Crops themselves are only one step in the process of food production. Crops aren't exactly food yet, until they're actually on your plate. They also don't last forever and have to be stored or preserved. Then there's actually cooking them, which is not really that small a task, particularly when dealing with whole, raw ingredients. Some plans in this area which I'll be documenting are:
- Canning: I've helped others with the canning process, but never actually done it by myself before, and then only the water bath method. I've watched other cook with a pressure cooker before, but I'm only vaguely familiar with the process of pressure canning. This will be a real adventure, and I'm looking forward to it.
- Pickling and Fermentation: I've made pickles before, and I know people who regularly make their own Kimchi and Sauerkraut. These and other dishes can be a great and healthy addition to anyone's diet.
- Cooking From Scratch: This is one area where I'm really pretty comfortable. I enjoy cooking as much as I enjoy eating. I've always shied away from pre-made options anyway, but I have to admit that quite often I've succumbed to the temptation of convenience. Now I have a financial incentive to avoid the industrial alternative.
It takes more than food to live a happy and fulfilled life, and there's more than gardening to living sustainably, lightly, and responsibly. My home is going to need furnishings, tools, textiles and other items, many of which I can manufature myself in whole or in part. There's also free time to account for, kids to entertain and instruct, maintenance and home-improvement. Plans in this area include:
- Music: I play guitar and tin-whistle. My daughter is learning the violin, and both my son and daughter are aspiring harmonica players. We already enjoy making noise together, and are developing a repetoire of songs we can play. Making your own music is fun, enriching experience that improves the mind, the body, and the spirit.
- Woodworking: This is another area that I'm really comfortable with. I don't have every tool in the catalog, but I learned a while back that skill makes up for not having all the fancy gadgets, and that skill only requires practice and dedication. A lot of the furniture that's 'mine' is already stuff I made myself. I'll be making a lot more in the future and posting the results here.
- General Tinkering: Something I've always done, and a skill that's paid many dividends, both monetarily and in a sense of satisfaction. I like to make things and I like to fix things, from small engines to metal fabrication to electronic gadgets to household fixtures.
- Sewing and Needlecraft: This is generally considered a male past time, or a skill set that men are encouraged to pursue, but it remains vital.
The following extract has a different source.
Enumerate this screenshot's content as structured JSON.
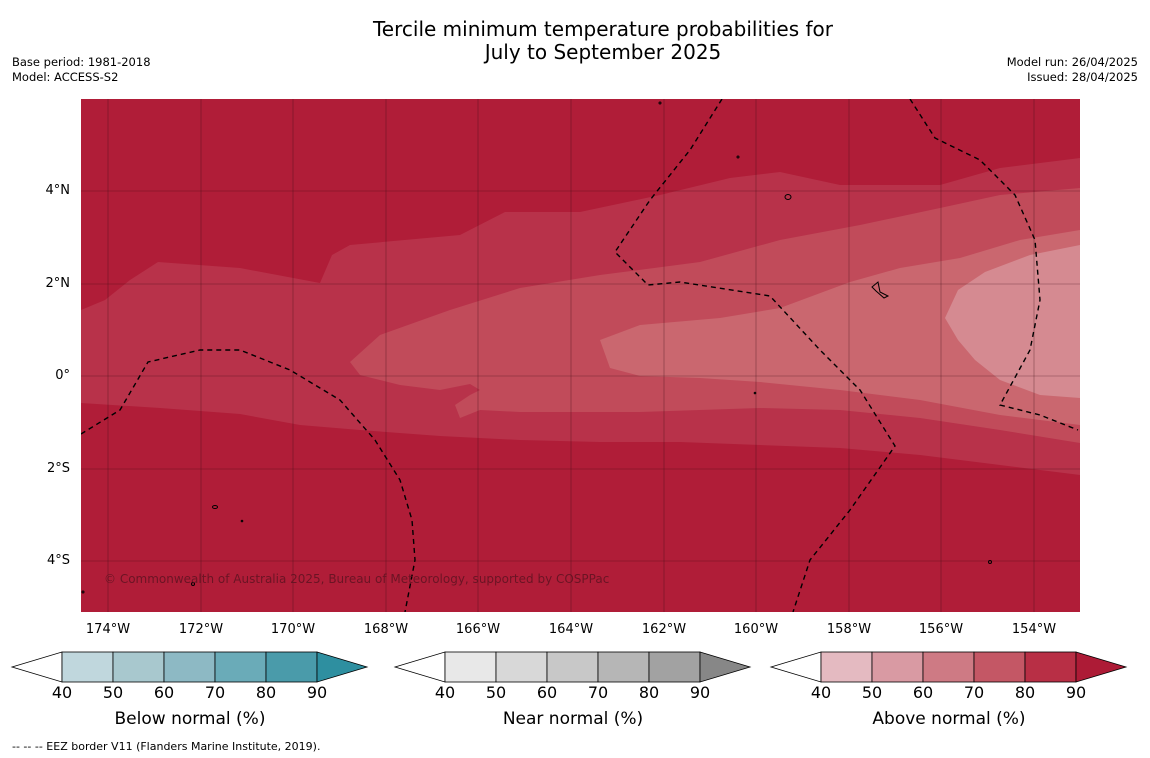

Clothes need mending or alterations; knitting and crocheting are simple, productive activities that can be done while talking, watching television, or simply relaxing. I've also always been fascinated by the art of weaving fabric and spinning fiber into thread and yarn that can then be woven.
Finally, there's the Luddite Philosophy of living responsibly and sustainably, using tools rather being used by tools against one's own enlightened self interest - of being able to sustain one's own life without relying on others for basic needs.
- Waste not, want not: Also known as 'Reduce, Reuse, Recycle'. This includes lowering energy dependence, composting, repurposing, and not falling into the traps of convenience and responsibility. Creativity can play a large role here, and is something I plan to explore in great detail.
- Community Development: This means helping neighbors, strangers, and nature itself. It means getting to know people, being ready to lend a helping hand, and being proactive about the problems and potential problems in the world around us.
Well, that's all for now, but there's plenty more to come. Having written this, I'm actually looking forward to the future.